So far Hume's doctrine is fairly clear; but interpretation is more difficult when we try to say how he conceived the connection between propensity and aversion on the one hand and pleasure and pain on the other.[51] It is a much-debated question whether Hume was some kind of psychological hedonist or not.[52] What is certain is that he did not think that all action was self-interested. He disapproved of Hobbes and Locke for their "selfish system of morals,"[53] and he asks in the final paragraph of the essay on self-love which forms Appendix II to the Enquiry concerning the Principles of Morals why there should be difficulty in conceiving that

from the original frame of our temper, we may feel a desire of another's happiness or good, which, by means of that affection, becomes our own good, and is afterwards pursued, from the combined motives of benevolence and self-enjoyment.[54]

Thus Hume denies that everything we do is actuated by self-interest. But nor did Locke think that—if self-interest is to mean the pursuit of perceived maximum advantage to oneself. We earlier described Locke as a psychological hedonist because he thought that every agent sought some pleasure for himself, or to avoid some pain, in whatever he did. And Hume certainly speaks at times as if he believed this too. Nevertheless there is a passage in the Treatise in which Hume explicitly disavows any form of psychological hedonism, saying that

[b]eside good and evil, or in other words, pain and pleasure, the direct passions frequently arise from a natural impulse or instinct, which is perfectly unaccountable.[55]

[50] Hume, Treatise, II iii 3, p. 417. As Árdal points out (Passion and Value, 94), a calm passion is one so experienced on most, not necessarily all, occasions.

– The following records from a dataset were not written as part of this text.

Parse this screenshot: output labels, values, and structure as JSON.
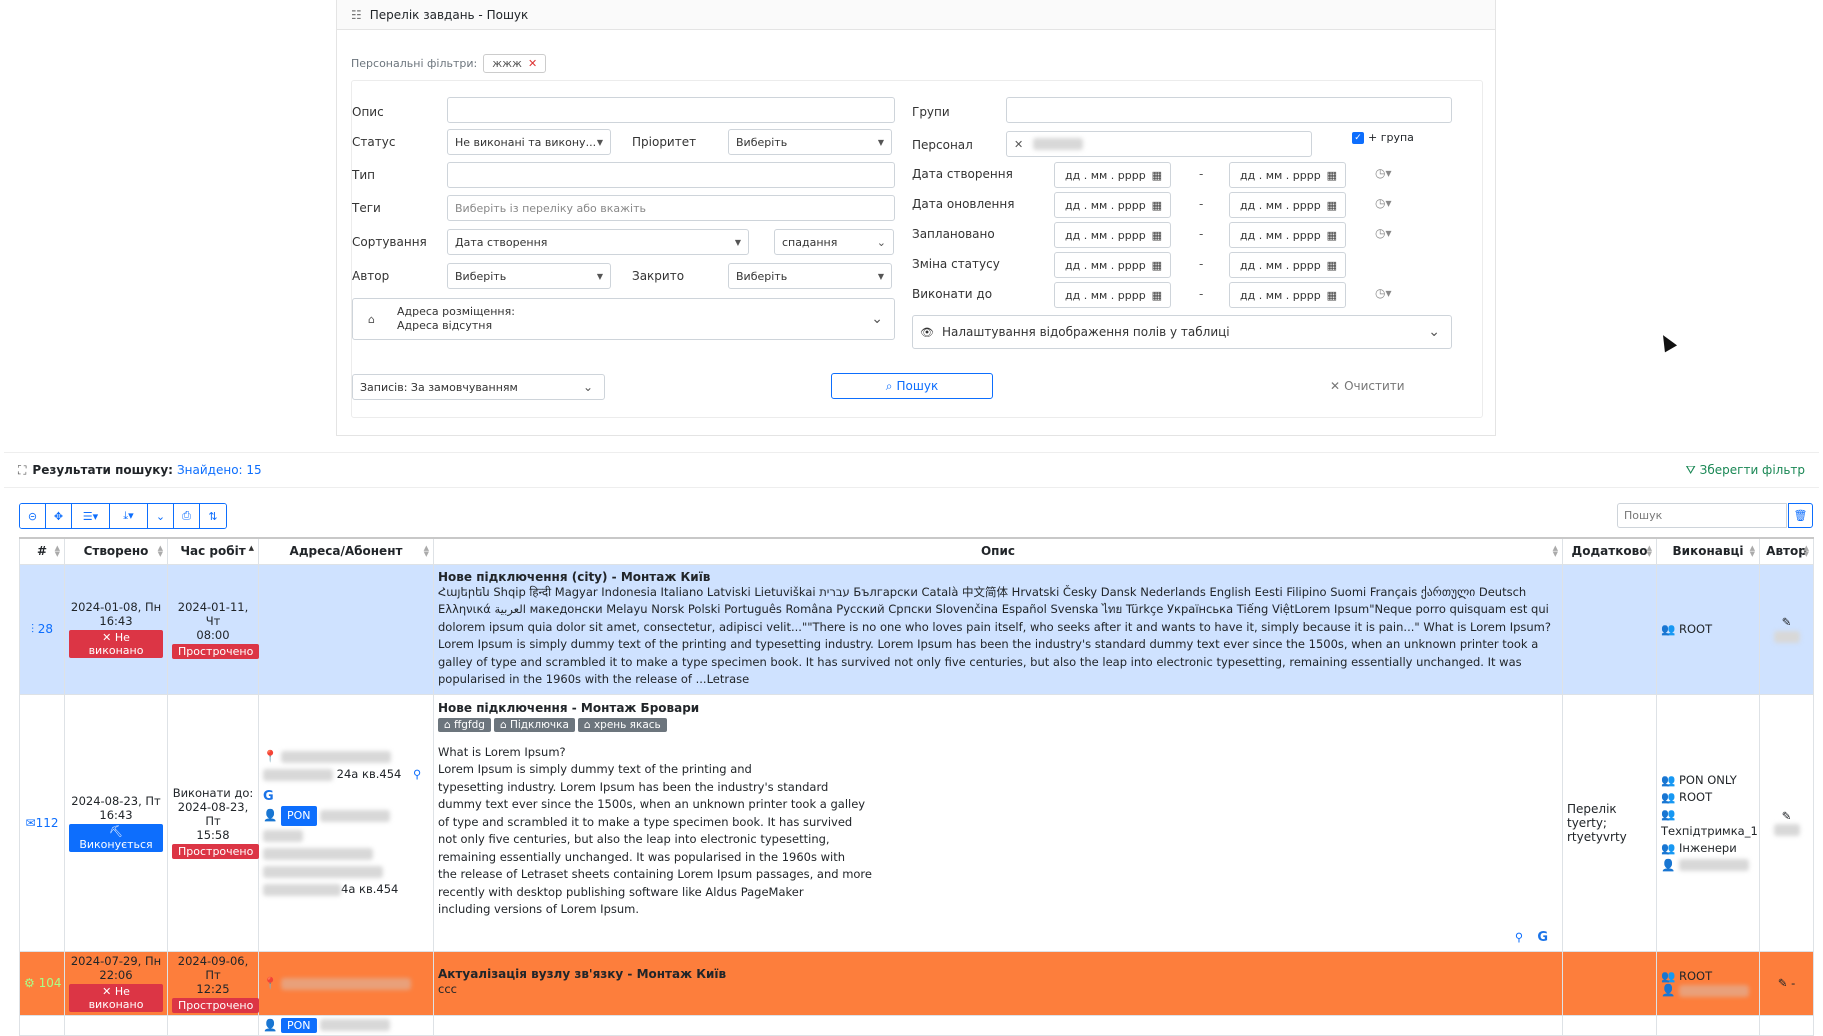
{
  "header": {
    "title": "Перелік завдань - Пошук"
  },
  "personal_filters": {
    "label": "Персональні фільтри:",
    "chip": "жжж"
  },
  "filters": {
    "opys": "Опис",
    "status": "Статус",
    "status_value": "Не виконані та викону...",
    "priority": "Пріоритет",
    "priority_value": "Виберіть",
    "type": "Тип",
    "tags": "Теги",
    "tags_placeholder": "Виберіть із переліку або вкажіть",
    "sort": "Сортування",
    "sort_value": "Дата створення",
    "sort_dir": "спадання",
    "author": "Автор",
    "author_value": "Виберіть",
    "closed": "Закрито",
    "closed_value": "Виберіть",
    "address_label": "Адреса розміщення:",
    "address_value": "Адреса відсутня",
    "groups": "Групи",
    "personnel": "Персонал",
    "plus_group": "+ група",
    "date_created": "Дата створення",
    "date_updated": "Дата оновлення",
    "date_planned": "Заплановано",
    "date_status": "Зміна статусу",
    "date_due": "Виконати до",
    "date_placeholder": "дд . мм . рррр",
    "display_settings": "Налаштування відображення полів у таблиці",
    "records": "Записів: За замовчуванням",
    "search_btn": "Пошук",
    "clear_btn": "Очистити"
  },
  "results": {
    "label": "Результати пошуку:",
    "found": "Знайдено: 15",
    "save_filter": "Зберегти фільтр",
    "search_placeholder": "Пошук"
  },
  "columns": [
    "#",
    "Створено",
    "Час робіт",
    "Адреса/Абонент",
    "Опис",
    "Додатково",
    "Виконавці",
    "Автор"
  ],
  "rows": [
    {
      "num": "28",
      "created_date": "2024-01-08, Пн",
      "created_time": "16:43",
      "status": "✕ Не виконано",
      "work_date": "2024-01-11, Чт",
      "work_time": "08:00",
      "overdue": "Прострочено",
      "title": "Нове підключення (city) - Монтаж Київ",
      "desc": "Հայերեն Shqip हिन्दी Magyar Indonesia Italiano Latviski Lietuviškai עברית Български Català 中文简体 Hrvatski Česky Dansk Nederlands English Eesti Filipino Suomi Français ქართული Deutsch Ελληνικά العربية македонски Melayu Norsk Polski Português Româna Русский Српски Slovenčina Español Svenska ไทย Türkçe Українська Tiếng ViệtLorem Ipsum\"Neque porro quisquam est qui dolorem ipsum quia dolor sit amet, consectetur, adipisci velit...\"\"There is no one who loves pain itself, who seeks after it and wants to have it, simply because it is pain...\"  What is Lorem Ipsum?Lorem Ipsum is simply dummy text of the printing and typesetting industry. Lorem Ipsum has been the industry's standard dummy text ever since the 1500s, when an unknown printer took a galley of type and scrambled it to make a type specimen book. It has survived not only five centuries, but also the leap into electronic typesetting, remaining essentially unchanged. It was popularised in the 1960s with the release of ...Letrase",
      "executor": "ROOT"
    },
    {
      "num": "112",
      "created_date": "2024-08-23, Пт",
      "created_time": "16:43",
      "status": "⛏ Виконується",
      "due_label": "Виконати до:",
      "work_date": "2024-08-23, Пт",
      "work_time": "15:58",
      "overdue": "Прострочено",
      "addr1": "24а кв.454",
      "pon": "PON",
      "addr2": "4а кв.454",
      "title": "Нове підключення - Монтаж Бровари",
      "tags": [
        "ffgfdg",
        "Підключка",
        "хрень якась"
      ],
      "desc": "What is Lorem Ipsum?\nLorem Ipsum is simply dummy text of the printing and\ntypesetting industry. Lorem Ipsum has been the industry's standard\ndummy text ever since the 1500s, when an unknown printer took a galley\nof type and scrambled it to make a type specimen book. It has survived\nnot only five centuries, but also the leap into electronic typesetting,\nremaining essentially unchanged. It was popularised in the 1960s with\nthe release of Letraset sheets containing Lorem Ipsum passages, and more\nrecently with desktop publishing software like Aldus PageMaker\nincluding versions of Lorem Ipsum.",
      "extra": "Перелік tyerty; rtyetyvrty",
      "executors": [
        "PON ONLY",
        "ROOT",
        "Техпідтримка_1",
        "Інженери"
      ]
    },
    {
      "num": "104",
      "created_date": "2024-07-29, Пн",
      "created_time": "22:06",
      "status": "✕ Не виконано",
      "work_date": "2024-09-06, Пт",
      "work_time": "12:25",
      "overdue": "Прострочено",
      "title": "Актуалізація вузлу зв'язку - Монтаж Київ",
      "desc": "ccc",
      "executor": "ROOT",
      "author": "-"
    },
    {
      "pon": "PON"
    }
  ],
  "icons": [
    "list-icon",
    "home-icon",
    "calendar-icon",
    "clock-icon",
    "eye-slash-icon",
    "search-icon",
    "x-icon",
    "binoculars-icon",
    "filter-icon",
    "trash-icon",
    "users-icon",
    "user-icon",
    "map-pin-icon",
    "google-icon",
    "edit-icon",
    "chevron-down-icon"
  ],
  "colors": {
    "accent": "#0d6efd",
    "danger": "#dc3545",
    "row_blue": "#cfe2ff",
    "row_orange": "#fd7e3c",
    "success": "#198754"
  }
}
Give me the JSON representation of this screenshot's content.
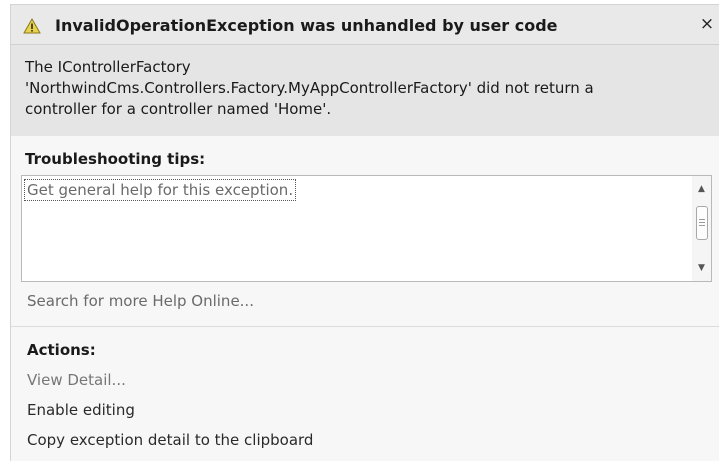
{
  "titlebar": {
    "icon": "warning-icon",
    "title": "InvalidOperationException was unhandled by user code",
    "close_label": "×"
  },
  "message": {
    "line1": "The IControllerFactory",
    "line2": "'NorthwindCms.Controllers.Factory.MyAppControllerFactory' did not return a",
    "line3": "controller for a controller named 'Home'."
  },
  "tips": {
    "heading": "Troubleshooting tips:",
    "items": [
      "Get general help for this exception."
    ]
  },
  "scrollbar": {
    "up_arrow": "▲",
    "down_arrow": "▼"
  },
  "search_link": "Search for more Help Online...",
  "actions": {
    "heading": "Actions:",
    "items": [
      "View Detail...",
      "Enable editing",
      "Copy exception detail to the clipboard"
    ]
  },
  "colors": {
    "titlebar_bg": "#e9e9e9",
    "message_bg": "#e5e5e5",
    "panel_bg": "#f7f7f7",
    "link_gray": "#6a6a6a",
    "warning_yellow": "#e8d24a"
  }
}
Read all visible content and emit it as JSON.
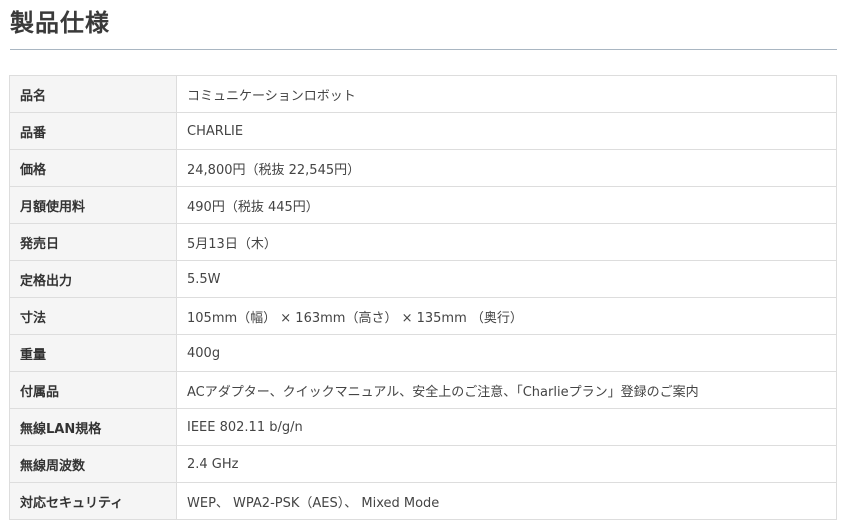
{
  "page": {
    "title": "製品仕様"
  },
  "specs": [
    {
      "label": "品名",
      "value": "コミュニケーションロボット"
    },
    {
      "label": "品番",
      "value": "CHARLIE"
    },
    {
      "label": "価格",
      "value": "24,800円（税抜 22,545円）"
    },
    {
      "label": "月額使用料",
      "value": "490円（税抜 445円）"
    },
    {
      "label": "発売日",
      "value": "5月13日（木）"
    },
    {
      "label": "定格出力",
      "value": "5.5W"
    },
    {
      "label": "寸法",
      "value": "105mm（幅） × 163mm（高さ） × 135mm （奥行）"
    },
    {
      "label": "重量",
      "value": "400g"
    },
    {
      "label": "付属品",
      "value": "ACアダプター、クイックマニュアル、安全上のご注意、「Charlieプラン」登録のご案内"
    },
    {
      "label": "無線LAN規格",
      "value": "IEEE 802.11 b/g/n"
    },
    {
      "label": "無線周波数",
      "value": "2.4 GHz"
    },
    {
      "label": "対応セキュリティ",
      "value": "WEP、 WPA2-PSK（AES）、 Mixed Mode"
    }
  ]
}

[51] Hume talks more about pleasure, whereas Locke is driven by his theory of the nature of desire to place the emphasis on pain.

[52] See Árdal, Passion and Value, 69-79.

[53] Hume, Enquiry concerning the Principles of Morals, Appendix II, ed. L. A. Selby-Bigge, 2d ed. (Oxford: Clarendon Press, 1902), 296.

[54] Ibid., 302.

[55] Hume, Treatise, II iii 9, p. 439.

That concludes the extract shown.